Art. 11. O local das reuniões será, prioritariamente, as dependências da SEGOV, o que não impede a realização em outros locais em caso de impossibilidade, ou se assim os membros definirem por maioria simples, desde que a proposta de alteração de local parta da administração municipal.
Art. 12. Deverá ser assinada a lista de presença em cada reunião da Comissão.

Art. 13. Ao final de cada reunião da Comissão será elaborada uma ata, devidamente assinada pelos participantes e devidamente arquivada.

Art. 14. As pautas das reuniões seguintes serão definidas nos 10 (dez) minutos finais de cada reunião.

Art. 15. A eventual inserção de pauta fora da regra estabelecida no Art. 14 deverá ser enviada aos blocos, devidamente motivada e a sua inclusão aprovada por maioria simples, com exceção para os casos emergenciais.

Parágrafo único. O disposto no caput não se aplica aos representantes diretos dos Governos Municipal, Estadual e Federal.

Art. 16. Reuniões extraordinárias poderão ser convocadas mediante exposição de motivos e aprovação por maioria simples.

Parágrafo único. O disposto no caput não se aplica aos representantes diretos dos Governos Municipal, Estadual e Federal.

Art. 17. Todos os projetos apresentados e/ou desenvolvidos no âmbito da Comissão terão seus relatores apontados pelos membros, por maioria
simples, sendo que, ao relator, caberá a obrigação da apresentação do respectivo relatório técnico ao fim do desenvolvimento de cada projeto, dentro do prazo e das metas estipuladas pela Comissão.

Art. 18. A comunicação entre os membros da comissão deverá ser realizada por meio de correio eletrônico (e-mail), com a formação de um grupo:
I – No ato da primeira reunião da Comissão os membros deverão informar seus respectivos endereços de e-mail;

II – Cada membro da comissão é responsável pela política anti-spam de seus respectivos servidores ou provedores de e-mail;

III – Caberá do titular do endereço de e-mail utilizado na Comissão, quando verificar a recusa de mensagem enviada pelos servidores ou provedores de e-mails de algum dos membros, informar ao respectivo membro
a ocorrência.

IV – Todas as mensagens eletrônicas trocadas serão listadas no inicio de cada reunião, cabendo a cada um dos membros a responsabilidade de acusar o não recebimento, sob pena de não poder alegar desconhecimento dos assuntos tratados por meio eletrônico;

V – Todas as mensagens enviadas em nome da Comissão terão suas referências sempre iniciadas pela sigla CPAP-Rio, para melhor identificação e visualização de todos;

VI – Com exceção dos membros diretos dos Governos Municipal, Estadual e Federal, não poderão ser incluídos no grupo da Comissão outros endereços de e-mails, tendo em vista o aumento do risco de recusa de recebimento de mensagens por servidores e provedores de e-mails.

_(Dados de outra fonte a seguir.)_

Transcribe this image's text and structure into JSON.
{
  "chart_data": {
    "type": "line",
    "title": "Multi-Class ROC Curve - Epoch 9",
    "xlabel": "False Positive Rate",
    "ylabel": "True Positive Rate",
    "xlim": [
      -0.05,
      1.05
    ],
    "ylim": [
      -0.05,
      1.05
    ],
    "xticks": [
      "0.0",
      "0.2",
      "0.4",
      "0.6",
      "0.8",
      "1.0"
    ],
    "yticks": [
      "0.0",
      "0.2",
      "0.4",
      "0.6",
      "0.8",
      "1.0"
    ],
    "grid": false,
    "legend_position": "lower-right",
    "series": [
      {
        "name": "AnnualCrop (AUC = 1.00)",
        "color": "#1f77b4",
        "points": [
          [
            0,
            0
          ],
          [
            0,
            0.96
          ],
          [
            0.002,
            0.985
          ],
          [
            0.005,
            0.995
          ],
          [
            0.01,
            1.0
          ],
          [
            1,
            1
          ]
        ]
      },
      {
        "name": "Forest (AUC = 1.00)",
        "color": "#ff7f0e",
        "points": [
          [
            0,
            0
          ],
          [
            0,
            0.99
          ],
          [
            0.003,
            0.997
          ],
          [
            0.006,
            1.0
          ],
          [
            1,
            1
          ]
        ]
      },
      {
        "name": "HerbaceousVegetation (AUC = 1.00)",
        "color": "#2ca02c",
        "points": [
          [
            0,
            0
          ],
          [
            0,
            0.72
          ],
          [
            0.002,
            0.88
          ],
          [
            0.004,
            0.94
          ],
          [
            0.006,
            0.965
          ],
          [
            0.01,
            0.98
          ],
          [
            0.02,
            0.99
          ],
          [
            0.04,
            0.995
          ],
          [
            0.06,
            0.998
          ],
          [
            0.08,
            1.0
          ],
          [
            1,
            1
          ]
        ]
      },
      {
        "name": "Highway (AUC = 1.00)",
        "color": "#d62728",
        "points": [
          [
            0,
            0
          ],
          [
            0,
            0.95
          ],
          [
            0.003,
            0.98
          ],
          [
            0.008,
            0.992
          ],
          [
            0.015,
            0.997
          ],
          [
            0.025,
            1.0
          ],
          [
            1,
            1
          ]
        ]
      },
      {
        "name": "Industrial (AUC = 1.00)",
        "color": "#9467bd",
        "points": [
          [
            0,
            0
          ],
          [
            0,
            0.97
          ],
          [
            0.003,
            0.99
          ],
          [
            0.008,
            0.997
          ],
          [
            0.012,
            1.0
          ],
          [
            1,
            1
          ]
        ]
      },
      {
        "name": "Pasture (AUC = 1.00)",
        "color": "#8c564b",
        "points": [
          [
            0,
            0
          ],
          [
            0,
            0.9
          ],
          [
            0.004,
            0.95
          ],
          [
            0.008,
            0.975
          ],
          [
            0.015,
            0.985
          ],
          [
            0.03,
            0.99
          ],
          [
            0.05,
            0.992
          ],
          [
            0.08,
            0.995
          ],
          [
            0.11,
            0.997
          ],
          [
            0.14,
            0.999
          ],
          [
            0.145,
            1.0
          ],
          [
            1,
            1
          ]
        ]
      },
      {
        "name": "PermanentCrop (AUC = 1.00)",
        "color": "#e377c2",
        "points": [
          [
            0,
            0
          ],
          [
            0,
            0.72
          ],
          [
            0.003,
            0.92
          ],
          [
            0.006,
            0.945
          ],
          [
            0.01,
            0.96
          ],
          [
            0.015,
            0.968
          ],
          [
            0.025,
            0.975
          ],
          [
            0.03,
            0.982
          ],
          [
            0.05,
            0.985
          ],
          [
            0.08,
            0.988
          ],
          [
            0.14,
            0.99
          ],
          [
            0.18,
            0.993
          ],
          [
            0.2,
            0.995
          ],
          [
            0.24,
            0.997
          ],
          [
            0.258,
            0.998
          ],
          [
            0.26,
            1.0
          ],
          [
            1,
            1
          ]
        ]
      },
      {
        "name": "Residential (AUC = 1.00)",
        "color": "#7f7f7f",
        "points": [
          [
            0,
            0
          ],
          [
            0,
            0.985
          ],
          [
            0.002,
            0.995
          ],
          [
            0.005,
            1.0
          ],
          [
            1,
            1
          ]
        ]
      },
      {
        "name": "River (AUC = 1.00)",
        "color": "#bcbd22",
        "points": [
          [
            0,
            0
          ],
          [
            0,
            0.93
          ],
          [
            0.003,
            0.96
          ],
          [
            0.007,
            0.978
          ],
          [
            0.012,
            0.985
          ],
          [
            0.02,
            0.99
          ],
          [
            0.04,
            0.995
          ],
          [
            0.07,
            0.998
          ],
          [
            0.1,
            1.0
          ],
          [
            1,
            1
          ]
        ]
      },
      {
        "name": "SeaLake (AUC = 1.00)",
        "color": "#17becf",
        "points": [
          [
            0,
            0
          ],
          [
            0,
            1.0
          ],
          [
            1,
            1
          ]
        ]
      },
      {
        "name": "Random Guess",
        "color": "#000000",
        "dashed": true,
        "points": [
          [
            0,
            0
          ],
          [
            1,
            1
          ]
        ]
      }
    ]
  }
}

Art. 19. Não há impedimento para que mais regras sejam estabelecidas no âmbito da Comissão, mediante votação por maioria simples.

Art. 20. A Comissão funcionará por tempo indeterminado e será dissolvida apenas por ato do Prefeito.

Art. 21. Esta Decreto entra em vigor na data de sua publicação.

Rio de Janeiro, 30 de junho de 2016; 452º ano da fundação da Cidade.